Paraphase was originally designed to work with WGS data, so it expects coverage over the entire RCCX module (chr6:31980000-32046800). This includes C4A/C4B, CYP21A2/CYP21A1P and part of TNXB. It is very useful to examine the entire RCCX module because we can phase the different copies of the module into two alleles, especially when copy number changes are very common this region. Your data is lacking coverage in other genes of RCCX, so Paraphase thought there is not enough coverage for analysis. I changed Paraphase to bypass the coverage check and this is what I got.

s3_rccx

We can see that there are three haplotypes of (partial) RCCX here. The first one contains CYP21A1P and the other two contain CYP21A2. The third haplotype has a pathogenic variant in CYP21A2, Q319X. So it looks like we can recover CYP21A2 copies in your data. Paraphase V3 will do a more careful check of coverage before analysis and with the new version you will be getting this result. V3 will be released next week, so please check it out.

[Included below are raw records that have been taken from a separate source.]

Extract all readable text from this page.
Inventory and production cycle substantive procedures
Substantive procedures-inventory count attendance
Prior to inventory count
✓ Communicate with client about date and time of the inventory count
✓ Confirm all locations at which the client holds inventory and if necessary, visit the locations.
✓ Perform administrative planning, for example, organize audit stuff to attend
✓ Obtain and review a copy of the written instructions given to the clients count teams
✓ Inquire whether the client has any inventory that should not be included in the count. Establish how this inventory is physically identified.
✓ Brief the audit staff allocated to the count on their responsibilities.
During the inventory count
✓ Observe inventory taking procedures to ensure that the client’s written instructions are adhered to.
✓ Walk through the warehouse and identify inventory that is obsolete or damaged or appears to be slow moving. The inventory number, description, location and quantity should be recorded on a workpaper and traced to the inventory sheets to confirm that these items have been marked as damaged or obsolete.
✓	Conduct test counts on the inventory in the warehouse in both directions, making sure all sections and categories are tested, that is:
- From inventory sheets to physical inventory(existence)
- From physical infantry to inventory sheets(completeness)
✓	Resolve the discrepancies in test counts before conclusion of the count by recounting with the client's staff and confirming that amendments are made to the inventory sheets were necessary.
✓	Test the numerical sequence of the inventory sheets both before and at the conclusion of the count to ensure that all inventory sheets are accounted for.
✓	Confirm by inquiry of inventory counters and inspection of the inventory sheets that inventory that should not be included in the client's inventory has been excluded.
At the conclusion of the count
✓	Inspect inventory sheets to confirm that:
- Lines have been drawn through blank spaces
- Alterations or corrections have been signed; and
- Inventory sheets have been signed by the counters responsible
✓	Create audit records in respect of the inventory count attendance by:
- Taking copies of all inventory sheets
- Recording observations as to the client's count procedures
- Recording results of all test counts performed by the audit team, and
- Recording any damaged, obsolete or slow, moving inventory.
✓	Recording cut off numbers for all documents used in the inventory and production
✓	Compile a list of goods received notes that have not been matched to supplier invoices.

Hi, @xiao-chen-xc. I am so excited that you updated the paraphrase today. However, the same problem appeared again. And there are no HP and YC tags in _sample_realignedtagged.bam. So, I can't visualize it as you showed last time.

xiao-chen-xc commented 11 months ago

Hi @evayfang2019, Paraphase V3 is not updated on conda yet. I'm still waiting for the recipe update PR to be approved. So what you were running is probably an earlier version (you can check with paraphase -v). Perhaps you could wait another day, update Paraphase and try again.

Update: Paraphase V3 is on conda now.